Let Them Eat Slop
For too long, humanity has labored under the tyranny of quality. We have suffered through painstakingly crafted novels, agonized over hand-painted masterpieces, and endured the slow, excruciating drip of human creativity — a process so inefficient it sometimes takes years to produce a single work. Thank God that’s over.
We stand at the dawn of a golden age. An age of abundance. An age of slop.
The critics, naturally, are upset. They use the word “slop” as though it were an insult, as though being served a steaming, infinite buffet of machine-generated content is somehow a bad thing. These are the same people who romanticize scarcity — who pay fourteen dollars for a single cocktail because someone muddled the mint by hand. They are dinosaurs, and the asteroid has already hit.
Progress you can measure
Consider what slop has given us. Before AI, if you wanted a blog post about the ten best hiking trails in Vermont, some poor writer had to actually go to Vermont. They had to lace up boots, swat mosquitoes, and form opinions based on “experience.” Now we can generate that article in four seconds, complete with a confident tone and a factual accuracy rate that occasionally exceeds fifty percent. This is called progress.

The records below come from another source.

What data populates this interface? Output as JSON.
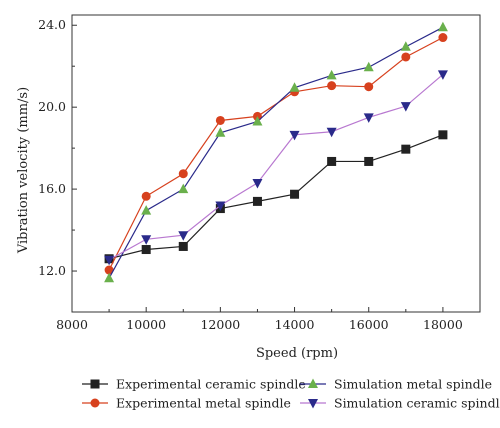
{
  "chart_data": {
    "type": "line",
    "xlabel": "Speed (rpm)",
    "ylabel": "Vibration velocity (mm/s)",
    "xlim": [
      8000,
      19000
    ],
    "ylim": [
      10.0,
      24.5
    ],
    "x_ticks": [
      8000,
      10000,
      12000,
      14000,
      16000,
      18000
    ],
    "x_tick_labels": [
      "8000",
      "10000",
      "12000",
      "14000",
      "16000",
      "18000"
    ],
    "y_ticks": [
      12.0,
      16.0,
      20.0,
      24.0
    ],
    "y_tick_labels": [
      "12.0",
      "16.0",
      "20.0",
      "24.0"
    ],
    "grid": false,
    "legend_position": "bottom",
    "x": [
      9000,
      10000,
      11000,
      12000,
      13000,
      14000,
      15000,
      16000,
      17000,
      18000
    ],
    "series": [
      {
        "name": "Experimental ceramic spindle",
        "color": "#222222",
        "marker": "square",
        "values": [
          12.6,
          13.05,
          13.2,
          15.05,
          15.4,
          15.75,
          17.35,
          17.35,
          17.95,
          18.65
        ]
      },
      {
        "name": "Experimental metal spindle",
        "color": "#d7411e",
        "marker": "circle",
        "values": [
          12.05,
          15.65,
          16.75,
          19.35,
          19.55,
          20.75,
          21.05,
          21.0,
          22.45,
          23.4
        ]
      },
      {
        "name": "Simulation metal spindle",
        "color": "#2a2a8a",
        "marker": "triangle-up",
        "marker_color": "#6ab04c",
        "values": [
          11.65,
          14.95,
          16.0,
          18.75,
          19.3,
          20.95,
          21.55,
          21.95,
          22.95,
          23.9
        ]
      },
      {
        "name": "Simulation ceramic spindle",
        "color": "#b878d0",
        "marker": "triangle-down",
        "marker_color": "#2a2a8a",
        "values": [
          12.55,
          13.55,
          13.75,
          15.2,
          16.3,
          18.65,
          18.8,
          19.5,
          20.05,
          21.6
        ]
      }
    ]
  }
}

And let’s talk about art. The old model asked us to wait for inspiration — that fickle, unreliable muse who only showed up when she felt like it, usually drunk. The new model asks us only to type a prompt. “Oil painting of a dog wearing a crown in the style of Rembrandt.” Done. Is it Rembrandt? No. Does the dog have seven fingers? Sometimes. But it exists now, and it didn’t before, and isn’t creation the whole point?
Designed to be ignored
The objection that slop is “meaningless” betrays a profound misunderstanding of the modern attention economy. Nobody is asking you to contemplate it. You’re supposed to scroll past it. Slop is not the meal — it’s the ambient atmosphere of the restaurant. It’s the muzak of the written word. And just as no one ever wept over elevator music, no one is meant to linger on an AI-generated listicle about productivity hacks. You consume it, you forget it, and another one is already loading. The system works.
Some worry that slop will displace human creators. To which I say: displaced to where? To doing something they enjoy? To going outside? Besides, weren’t they supposedly doing it for the love of the craft? Well, now they can love it for free. We’ve spent centuries forcing talented people to churn out content for algorithms they despise. AI slop liberates them. Now the machines can write the soulless marketing copy and the writers can — well, I’m sure they’ll figure something out.
More is a different word
There is also the matter of volume, and here slop is unassailable. The human race produces roughly 500,000 books per year. Pitiful. A well-configured language model can generate that before lunch. Yes, most of it will be indistinguishable from the output of a particularly verbose microwave, but we are no longer optimizing for quality. We are optimizing for content, which is a different word that means something worse but sounds almost the same.
The purists will tell you that art requires suffering, that great writing demands revision, that a painting needs a painter. But these people are clinging to a collapsing cathedral of elitism. Why should beauty be the province of the talented few when it can be the lukewarm output of everyone? Democratization means sometimes the demos gets exactly what it deserves.
So let them eat slop. Let the feeds overflow. Let every inbox bloom with AI-generated newsletters no one subscribed to. Let the oceans of mediocrity rise until we are all treading water in a warm, beige sea of “content that may contain inaccuracies.”
We didn’t ask for a renaissance. We asked for more. And more is exactly what we got.